If you do nothing else in this entire essay, do these two. They close the door most attackers walk through.

Door two: the convincing message (the human attack)

The second most common breach is not technical at all. It is a message — an email, an SMS, a WhatsApp — that looks legitimate and tricks a person into handing over a password, clicking a bad link, or paying a fake invoice. This is called phishing, and it works because it targets people, not computers.

No software fully protects against this, because the vulnerability is human trust. The defence is a habit and a rule:

• Slow down on anything urgent and money-related. Urgency is the attacker's main tool — "your account will be closed today," "pay this invoice now." Real businesses rarely demand instant action. Fake ones always do. When a message makes you feel rushed about money, that feeling is itself the warning.
• Verify through a second channel. If "your supplier" emails new bank details for a payment, call them on the number you already have — not the number in the email — and confirm. This one habit defeats the most expensive single attack on small businesses: the redirected payment.

Door three: the lost or shared device

Your business lives on phones and laptops, and those get lost, stolen, and shared. A phone with no lock screen, left in a taxi, is a full breach of everything that phone can reach.

The fixes are quick:

• Lock every device with a PIN, password, or fingerprint — phones and computers both. An unlocked device is an unlocked door to everything on it.
• Do not share logins by writing them on a note or sending them in chat. Where staff need access, give each person their own, so that when someone leaves, you close one door without disrupting everyone else.
• Keep devices updated.
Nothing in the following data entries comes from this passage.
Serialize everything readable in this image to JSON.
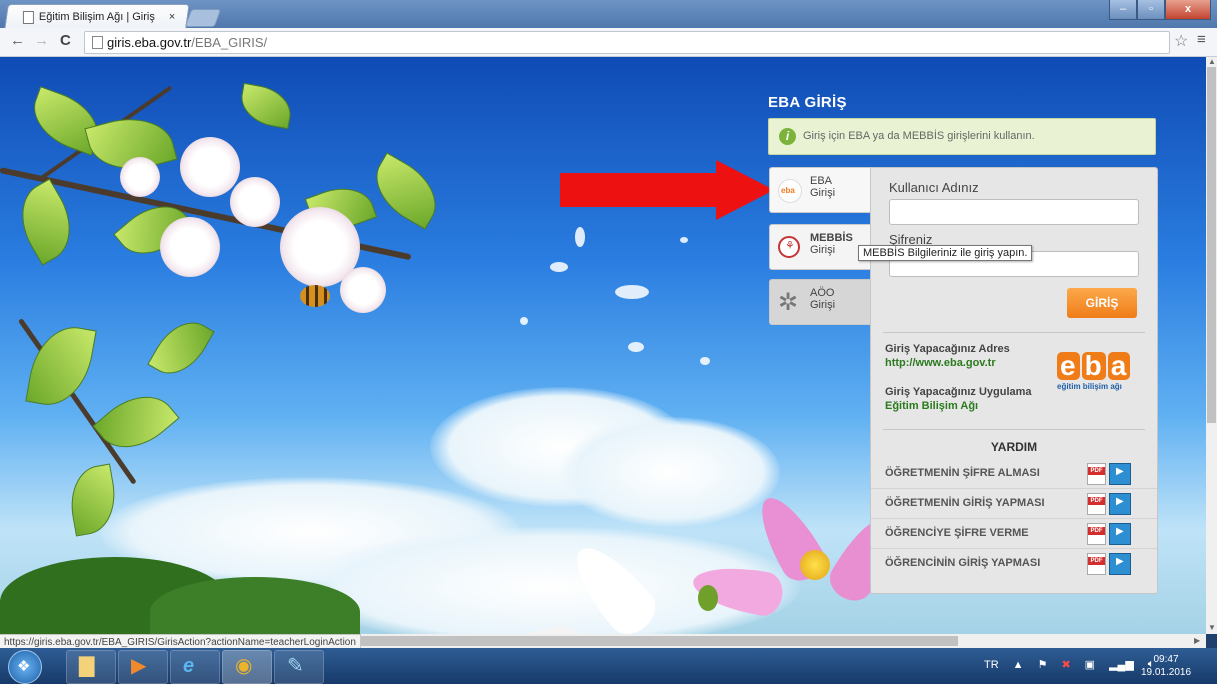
{
  "browser": {
    "tab_title": "Eğitim Bilişim Ağı | Giriş",
    "tab_close": "×",
    "url_domain": "giris.eba.gov.tr",
    "url_path": "/EBA_GIRIS/",
    "back_icon": "←",
    "forward_icon": "→",
    "reload_icon": "C",
    "star_icon": "☆",
    "menu_icon": "≡",
    "window_controls": {
      "minimize": "–",
      "maximize": "▫",
      "close": "x"
    }
  },
  "page": {
    "title": "EBA GİRİŞ",
    "info_text": "Giriş için EBA ya da MEBBİS girişlerini kullanın.",
    "side_tabs": [
      {
        "line1": "EBA",
        "line2": "Girişi",
        "icon": "eba-icon"
      },
      {
        "line1": "MEBBİS",
        "line2": "Girişi",
        "icon": "mebbis-icon"
      },
      {
        "line1": "AÖO",
        "line2": "Girişi",
        "icon": "aoo-icon"
      }
    ],
    "username_label": "Kullanıcı Adınız",
    "password_label": "Şifreniz",
    "login_button": "GİRİŞ",
    "address_label": "Giriş Yapacağınız Adres",
    "address_url": "http://www.eba.gov.tr",
    "app_label": "Giriş Yapacağınız Uygulama",
    "app_name": "Eğitim Bilişim Ağı",
    "logo": {
      "letters": [
        "e",
        "b",
        "a"
      ],
      "subtitle": "eğitim bilişim ağı"
    },
    "help_title": "YARDIM",
    "help_items": [
      "ÖĞRETMENİN ŞİFRE ALMASI",
      "ÖĞRETMENİN GİRİŞ YAPMASI",
      "ÖĞRENCİYE ŞİFRE VERME",
      "ÖĞRENCİNİN GİRİŞ YAPMASI"
    ],
    "pdf_label": "PDF",
    "tooltip": "MEBBİS Bilgileriniz ile giriş yapın."
  },
  "status_url": "https://giris.eba.gov.tr/EBA_GIRIS/GirisAction?actionName=teacherLoginAction",
  "taskbar": {
    "language": "TR",
    "time": "09:47",
    "date": "19.01.2016"
  },
  "colors": {
    "accent_orange": "#f07c18",
    "link_green": "#2b7a1e",
    "arrow_red": "#ee1111"
  }
}
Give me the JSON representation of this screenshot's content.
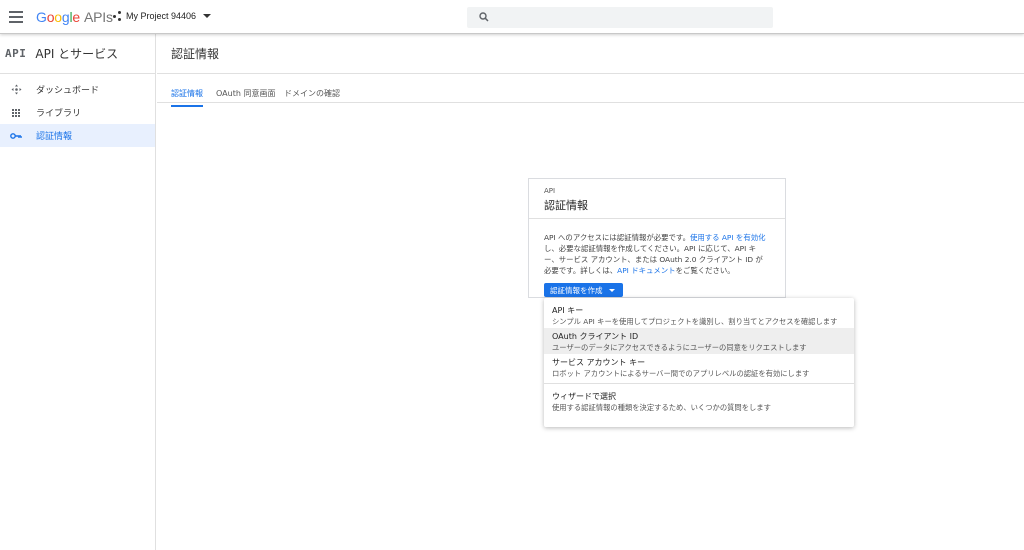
{
  "header": {
    "logo_google_letters": [
      "G",
      "o",
      "o",
      "g",
      "l",
      "e"
    ],
    "logo_suffix": "APIs",
    "project_name": "My Project 94406",
    "search_placeholder": ""
  },
  "sidebar": {
    "logo": "API",
    "title": "API とサービス",
    "items": [
      {
        "label": "ダッシュボード",
        "icon": "dashboard-icon"
      },
      {
        "label": "ライブラリ",
        "icon": "library-icon"
      },
      {
        "label": "認証情報",
        "icon": "key-icon",
        "active": true
      }
    ]
  },
  "main": {
    "title": "認証情報",
    "tabs": [
      {
        "label": "認証情報",
        "active": true
      },
      {
        "label": "OAuth 同意画面"
      },
      {
        "label": "ドメインの確認"
      }
    ]
  },
  "card": {
    "subtitle": "API",
    "title": "認証情報",
    "body_part1": "API へのアクセスには認証情報が必要です。",
    "link1": "使用する API を有効化",
    "body_part2": "し、必要な認証情報を作成してください。API に応じて、API キー、サービス アカウント、または OAuth 2.0 クライアント ID が必要です。詳しくは、",
    "link2": "API ドキュメント",
    "body_part3": "をご覧ください。",
    "button_label": "認証情報を作成"
  },
  "menu": {
    "items": [
      {
        "title": "API キー",
        "desc": "シンプル API キーを使用してプロジェクトを識別し、割り当てとアクセスを確認します"
      },
      {
        "title": "OAuth クライアント ID",
        "desc": "ユーザーのデータにアクセスできるようにユーザーの同意をリクエストします",
        "hover": true
      },
      {
        "title": "サービス アカウント キー",
        "desc": "ロボット アカウントによるサーバー間でのアプリレベルの認証を有効にします"
      },
      {
        "title": "ウィザードで選択",
        "desc": "使用する認証情報の種類を決定するため、いくつかの質問をします"
      }
    ]
  }
}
Those update prompts you keep dismissing are mostly security fixes. Letting them install is one of the easiest protections you have, and you are already being offered it for free.

Door four: no backup (the disaster that is your own fault)

Finally, the one that is not about attackers at all. The most certain data disaster for a small business is not a hacker — it is a dead laptop, a corrupted phone, or ransomware locking your files, with no copy anywhere.

The rule is simple: anything that would hurt to lose exists in at least two places, one of them not in your office. For most businesses this means your important files live in a reputable cloud service that keeps copies automatically. Test occasionally that you can actually retrieve a file. A backup you have never restored from is a hope, not a backup.

The honest summary

You do not need an IT department, a security product, or a budget. Almost every real breach of a small business comes through four ordinary doors: weak passwords, convincing messages, lost devices, and no backups. Lock those four with the habits above — strong unique passwords and two-step verification, a slow-down rule on urgent money requests, locked and updated devices, and a real backup — and you have done more for your security than most businesses ten times your size.

Security at your scale is not a product you buy. It is a small set of boring habits you keep. The boring is the point. Boring is what locked doors look like.